Introducendo il messaggio contenuto nella Lettera ai Galati, che Papa Francesco commenta anche questa settimana durante l’Udienza Generale, il Pontefice spiega il significato di camminare secondo lo Spirito Santo. Già nell’Angelus della scorsa domenica 31 ottobre, il Santo Padre aveva sottolineato l’importanza di lasciarsi guidare dallo Spirito Santo; oggi 3 novembre, torna a ribadire questo concetto affermando: “Credere in Gesù significa seguirlo, andare dietro a Lui sulla sua strada, come hanno fatto i primi discepoli. E significa nello stesso tempo evitare la strada opposta, quella dell’egoismo“. Seguendo le stesse raccomandazioni fatte dall’Apostolo Paolo, la catechesi odierna si concentra sulla bellezza di intraprendere un cammino, a tratti, arduo ma in grado di dare una gioia immensa; “Un cammino stupendo ma anche faticoso. Simile ad una lunga escursione in alta montagna: è affascinante, la meta ci attrae, ma richiede tanta fatica e tenacia“.
“Dio è più grande dei nostri peccati”
Secondo quanto Papa Francesco intende ribadire durante l’Udienza Generale di mercoledì 3 novembre, vivere guidati dallo Spirito permette di affrontare anche i momenti più difficili, le debolezze le fragilità; non si tratta di una visione astratta che si pone come palliativo di ogni male e fornisce una visione distorta della realtà. Al contrario, per il Santo Padre, vivere nella fede vuol dire, sì, acquistare una visione positiva della vita, ma anche prendere consapevolezza che nel mondo esistono i mali e le tentazioni. Spiega il Pontefice: “Ciò non significa che il male presente nel mondo sia come sparito, o che vengano meno gli impulsi negativi dell’egoismo e dell’orgoglio; vuol dire piuttosto credere che Dio è sempre più forte delle nostre resistenze e più grande dei nostri peccati”.
Con questo messaggio il Papa fornisce ai cristiani una visione dell’amore di Dio in grado di essere più forte di ogni debolezza e di ogni crisi.

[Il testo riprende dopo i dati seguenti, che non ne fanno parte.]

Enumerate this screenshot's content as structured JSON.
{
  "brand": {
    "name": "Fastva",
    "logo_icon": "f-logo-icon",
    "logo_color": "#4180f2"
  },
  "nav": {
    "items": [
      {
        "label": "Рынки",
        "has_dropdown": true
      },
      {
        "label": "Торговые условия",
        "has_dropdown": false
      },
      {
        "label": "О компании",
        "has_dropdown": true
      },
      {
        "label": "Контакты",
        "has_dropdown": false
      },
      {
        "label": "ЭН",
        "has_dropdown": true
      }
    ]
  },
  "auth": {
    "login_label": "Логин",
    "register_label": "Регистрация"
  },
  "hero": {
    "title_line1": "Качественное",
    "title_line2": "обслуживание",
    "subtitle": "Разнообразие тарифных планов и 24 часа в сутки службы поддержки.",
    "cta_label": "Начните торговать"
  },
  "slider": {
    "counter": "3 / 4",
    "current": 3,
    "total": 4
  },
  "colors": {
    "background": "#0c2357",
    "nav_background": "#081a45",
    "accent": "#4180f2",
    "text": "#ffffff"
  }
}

E in questo concetto il Pontefice inserisce anche la bellezza di camminare insieme come ‘popolo di Dio’; ovvero non considerare un sacerdote, un ministro, un vescovo come se si trattasse di capi; “Che bello quando noi troviamo pastori che camminano con il popolo, che non si staccano. No, io sono più importante, io sono un pastore, io sono prete, io sono vescovo, con il naso in alto. No! Pastori che camminano con il popolo”. Poiché, come tende a ribadire il Santo Padre, seguire lo Spirito Santo e la strada della fede non è un’azione che va compiuta in maniera solitaria ed egoistica, ma bensì comunitaria.
I passaggi conclusivi dell’Udienza Generale
Il Papa nella sua catechesi durante l’Udienza Generale non intende condannare i desideri della carne e le tentazioni, ma piuttosto esorta chiunque ad aiutare i fratelli che peccano. “Le invidie, i pregiudizi, le ipocrisie, i rancori continuano a farsi sentire, e il ricorso a una rigidità precettistica può essere una facile tentazione, ma così facendo si uscirebbe dal sentiero della libertà e, invece di salire alla vetta, si tornerebbe verso il basso”. Impegnarsi nel sostegno reciproco e nella ricerca comunitaria della grazia, permettono invece di ottenere la libertà vera.
Come esorta anche Paolo, nella Lettera a Galati, “farsi carico ognuno delle difficoltà dell’altro” è uno dei modi migliori per essere cristiani. Il vero cristiano non dovrebbe giudicare chi sbaglia o schivare chi cade nell’errore, ma piuttosto fornire un aiuto concreto, vigile e mite verso ogni fratello. Proprio perché come ricorda Papa Francesco, ognuno può essere vittima del peccato ed è per questo che “dobbiamo anzitutto riflettere sulla nostra propria fragilità. Lo Spirito Santo, oltre a farci dono della mitezza, ci invita alla solidarietà, a portare i pesi degli altri. Quanti pesi sono presenti nella vita di una persona: la malattia, la mancanza di lavoro, la solitudine, il dolore…! E quante altre prove che richiedono la vicinanza e l’amore dei fratelli!”. E come conclude il Papa, ricordando le parole di Sant’Agostino: “Sia che incoraggi, che ti mostri paterno, che rimproveri, che sia severo, ama“.